House Republican Conference Chair Liz Cheney (R-WY) spoke out on Tuesday to blast President Joe Biden for his alleged plan to remove the remaining 2,500 U.S. troops from Afghanistan by September.

“Withdrawing our forces from Afghanistan by September 11 will only embolden the very jihadists who attacked our homeland on that day twenty years ago,” Cheney, a known neoconservative, said in a statement obtained by National Review. “By declaring that this withdrawal is not based on conditions on the ground, the Biden Administration is sending a dangerous signal that the United States fundamentally does not understand—or is willfully ignorant of—the terrorist threat.”

“President Biden’s decision hands the Taliban and al Qaeda a propaganda victory, abandons our global leadership position, and plays into our adversaries’ hands,” she continued. “As we saw with President Obama’s reckless decision to pull troops out of Iraq in 2011, retreat does not end the fight against terrorism. It merely gives our enemies more room to reconstitute and plot attacks against the homeland.”

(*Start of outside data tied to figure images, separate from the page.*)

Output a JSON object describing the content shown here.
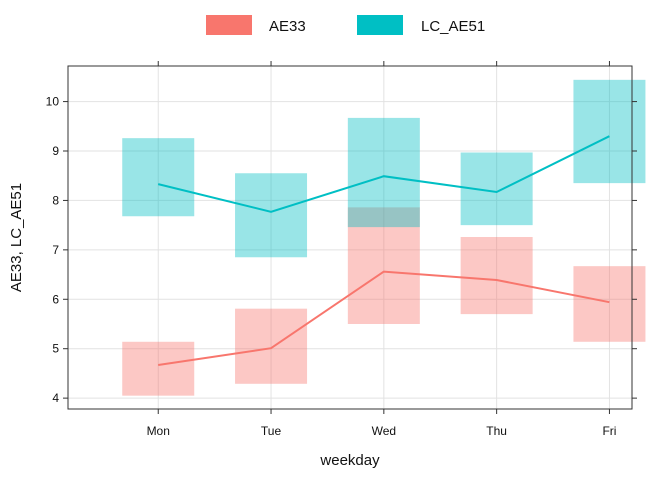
{
  "chart_data": {
    "type": "line",
    "xlabel": "weekday",
    "ylabel": "AE33, LC_AE51",
    "categories": [
      "Mon",
      "Tue",
      "Wed",
      "Thu",
      "Fri"
    ],
    "ylim": [
      3.78,
      10.72
    ],
    "yticks": [
      4,
      5,
      6,
      7,
      8,
      9,
      10
    ],
    "grid": true,
    "legend_position": "top",
    "series": [
      {
        "name": "AE33",
        "color": "#F8766D",
        "values": [
          4.67,
          5.01,
          6.56,
          6.39,
          5.94
        ],
        "lower": [
          4.05,
          4.29,
          5.5,
          5.7,
          5.14
        ],
        "upper": [
          5.14,
          5.81,
          7.86,
          7.26,
          6.67
        ]
      },
      {
        "name": "LC_AE51",
        "color": "#00BFC4",
        "values": [
          8.33,
          7.77,
          8.49,
          8.17,
          9.3
        ],
        "lower": [
          7.68,
          6.85,
          7.46,
          7.5,
          8.35
        ],
        "upper": [
          9.26,
          8.55,
          9.67,
          8.97,
          10.44
        ]
      }
    ]
  }
}
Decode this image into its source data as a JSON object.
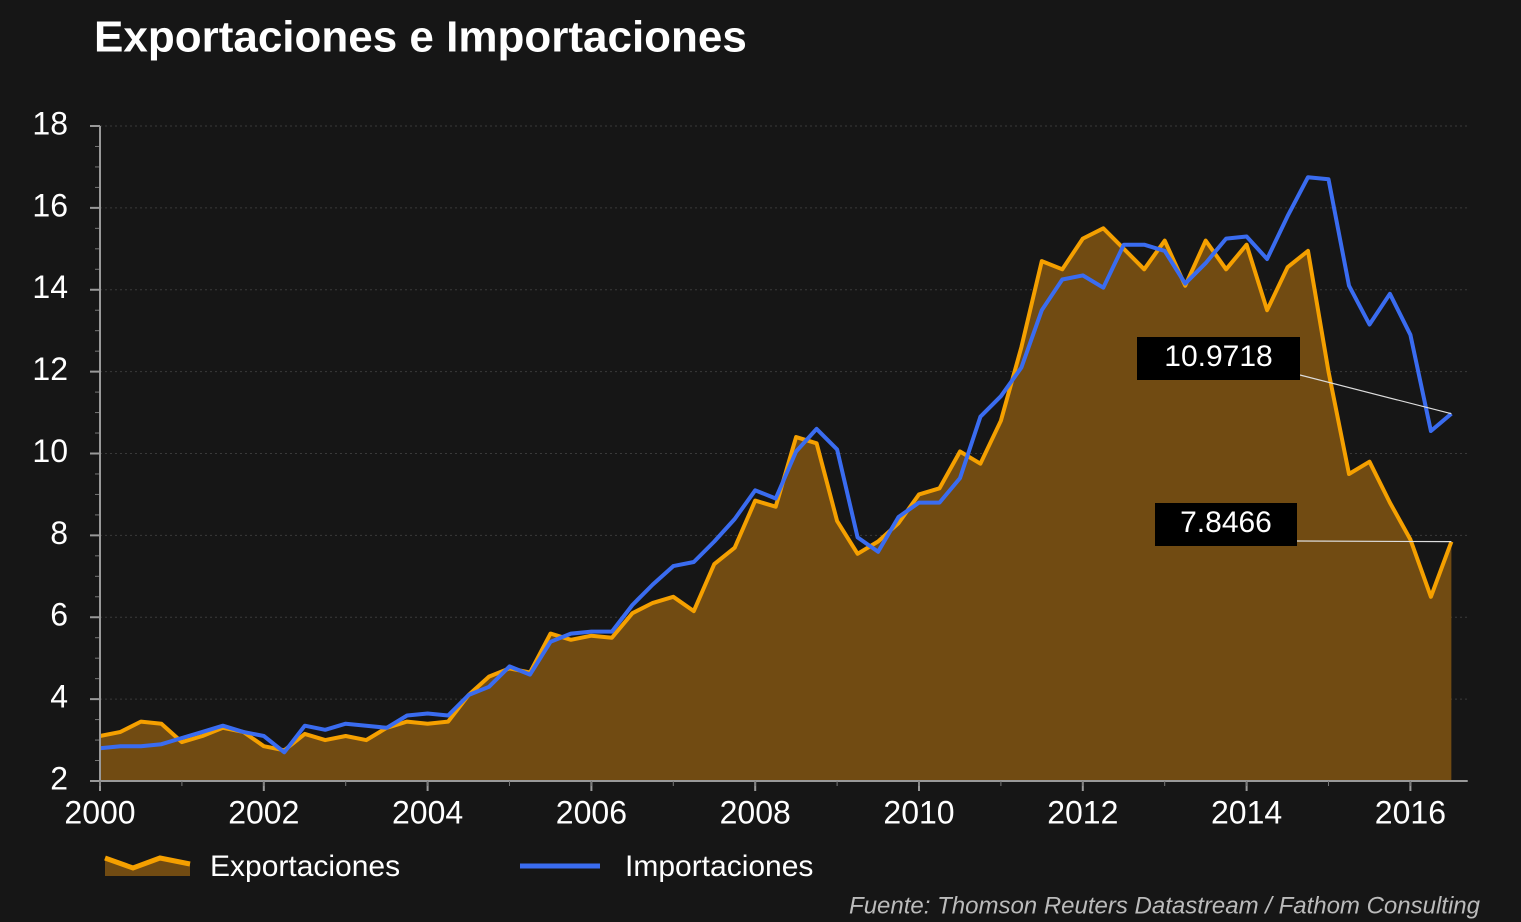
{
  "chart_data": {
    "type": "line",
    "title": "Exportaciones e Importaciones",
    "source": "Fuente: Thomson Reuters Datastream / Fathom Consulting",
    "x": [
      2000,
      2000.25,
      2000.5,
      2000.75,
      2001,
      2001.25,
      2001.5,
      2001.75,
      2002,
      2002.25,
      2002.5,
      2002.75,
      2003,
      2003.25,
      2003.5,
      2003.75,
      2004,
      2004.25,
      2004.5,
      2004.75,
      2005,
      2005.25,
      2005.5,
      2005.75,
      2006,
      2006.25,
      2006.5,
      2006.75,
      2007,
      2007.25,
      2007.5,
      2007.75,
      2008,
      2008.25,
      2008.5,
      2008.75,
      2009,
      2009.25,
      2009.5,
      2009.75,
      2010,
      2010.25,
      2010.5,
      2010.75,
      2011,
      2011.25,
      2011.5,
      2011.75,
      2012,
      2012.25,
      2012.5,
      2012.75,
      2013,
      2013.25,
      2013.5,
      2013.75,
      2014,
      2014.25,
      2014.5,
      2014.75,
      2015,
      2015.25,
      2015.5,
      2015.75,
      2016,
      2016.25,
      2016.5
    ],
    "series": [
      {
        "name": "Exportaciones",
        "color": "#f5a000",
        "fill": "#714b12",
        "area": true,
        "values": [
          3.1,
          3.2,
          3.45,
          3.4,
          2.95,
          3.1,
          3.3,
          3.2,
          2.85,
          2.75,
          3.15,
          3.0,
          3.1,
          3.0,
          3.3,
          3.45,
          3.4,
          3.45,
          4.1,
          4.55,
          4.75,
          4.65,
          5.6,
          5.45,
          5.55,
          5.5,
          6.1,
          6.35,
          6.5,
          6.15,
          7.3,
          7.7,
          8.85,
          8.7,
          10.4,
          10.25,
          8.35,
          7.55,
          7.85,
          8.3,
          9.0,
          9.15,
          10.05,
          9.75,
          10.8,
          12.6,
          14.7,
          14.5,
          15.25,
          15.5,
          15.0,
          14.5,
          15.2,
          14.1,
          15.2,
          14.5,
          15.1,
          13.5,
          14.55,
          14.95,
          12.0,
          9.5,
          9.8,
          8.8,
          7.9,
          6.5,
          7.8466
        ]
      },
      {
        "name": "Importaciones",
        "color": "#3a6cf0",
        "area": false,
        "values": [
          2.8,
          2.85,
          2.85,
          2.9,
          3.05,
          3.2,
          3.35,
          3.2,
          3.1,
          2.7,
          3.35,
          3.25,
          3.4,
          3.35,
          3.3,
          3.6,
          3.65,
          3.6,
          4.1,
          4.3,
          4.8,
          4.6,
          5.4,
          5.6,
          5.65,
          5.65,
          6.3,
          6.8,
          7.25,
          7.35,
          7.85,
          8.4,
          9.1,
          8.9,
          10.05,
          10.6,
          10.1,
          7.95,
          7.6,
          8.45,
          8.8,
          8.8,
          9.4,
          10.9,
          11.4,
          12.1,
          13.5,
          14.25,
          14.35,
          14.05,
          15.1,
          15.1,
          14.95,
          14.15,
          14.65,
          15.25,
          15.3,
          14.75,
          15.8,
          16.75,
          16.7,
          14.1,
          13.15,
          13.9,
          12.9,
          10.55,
          10.9718
        ]
      }
    ],
    "xlim": [
      2000,
      2016.7
    ],
    "xticks": [
      2000,
      2002,
      2004,
      2006,
      2008,
      2010,
      2012,
      2014,
      2016
    ],
    "ylim": [
      2,
      18
    ],
    "yticks": [
      2,
      4,
      6,
      8,
      10,
      12,
      14,
      16,
      18
    ],
    "grid": true,
    "legend": "bottom"
  }
}
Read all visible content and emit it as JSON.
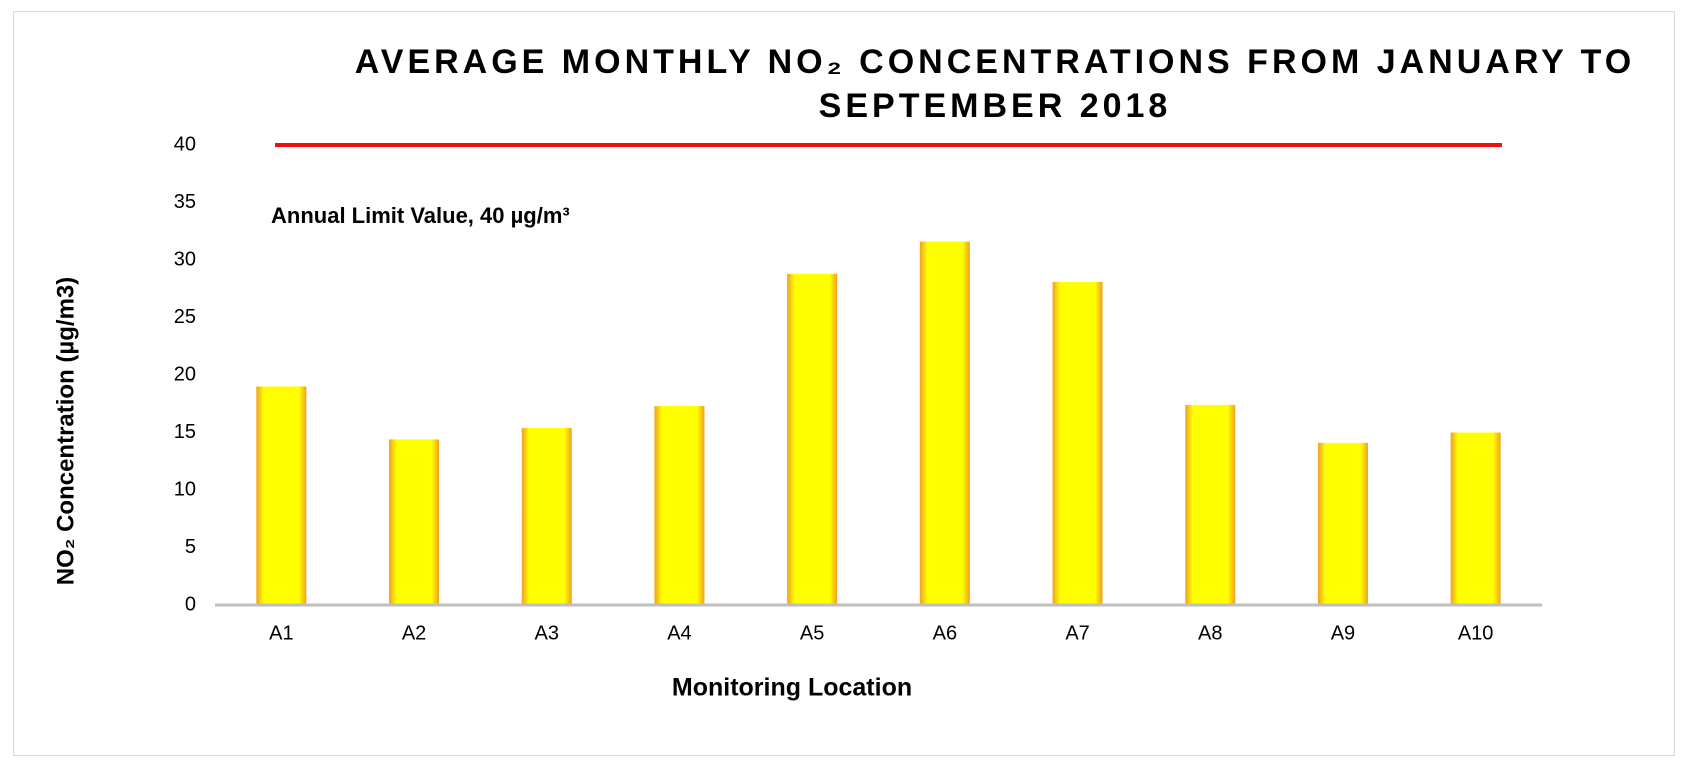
{
  "chart_data": {
    "type": "bar",
    "title": "AVERAGE MONTHLY NO₂ CONCENTRATIONS FROM JANUARY TO SEPTEMBER 2018",
    "x_label": "Monitoring Location",
    "y_label": "NO₂ Concentration (µg/m3)",
    "categories": [
      "A1",
      "A2",
      "A3",
      "A4",
      "A5",
      "A6",
      "A7",
      "A8",
      "A9",
      "A10"
    ],
    "values": [
      19.0,
      14.4,
      15.4,
      17.3,
      28.8,
      31.6,
      28.1,
      17.4,
      14.1,
      15.0
    ],
    "color": "#ffff00",
    "ylim": [
      0,
      40
    ],
    "yticks": [
      0,
      5,
      10,
      15,
      20,
      25,
      30,
      35,
      40
    ],
    "grid": false,
    "limit_line": {
      "value": 40,
      "label": "Annual Limit Value, 40 µg/m³",
      "color": "#ee1111"
    }
  }
}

Former President Donald Trump had set a deadline of removing all troops from Afghanistan by May 1, but Biden is not going to make that. Instead, it’s been reported that he will withdraw all U.S. troops from Afghanistan by September 11, 2021, something he allegedly will be announcing on Wednesday.

“We will reposition our counterterrorism capabilities retaining significant assets in the region to counter the potential reemergence of a terrorist threat to the homeland from Afghanistan and to hold the Taliban to its commitment to ensure Al Qaeda does not once again threaten the United States or our interests or our allies,” a senior official told CNBC earlier in the day on Tuesday.

The official went on to say that Biden and his administration understand that the “military force would not solve Afghanistan’s internal political challenges.”

Last month, Biden had admitted that he would not be able to meet Trump’s deadline on this.

“It’s going to be hard to meet the May 1 deadline,” Biden said. “It is not my intention to stay there for a long time.”

“We are not staying a long time. We will leave, the question is when we leave,” Biden continued.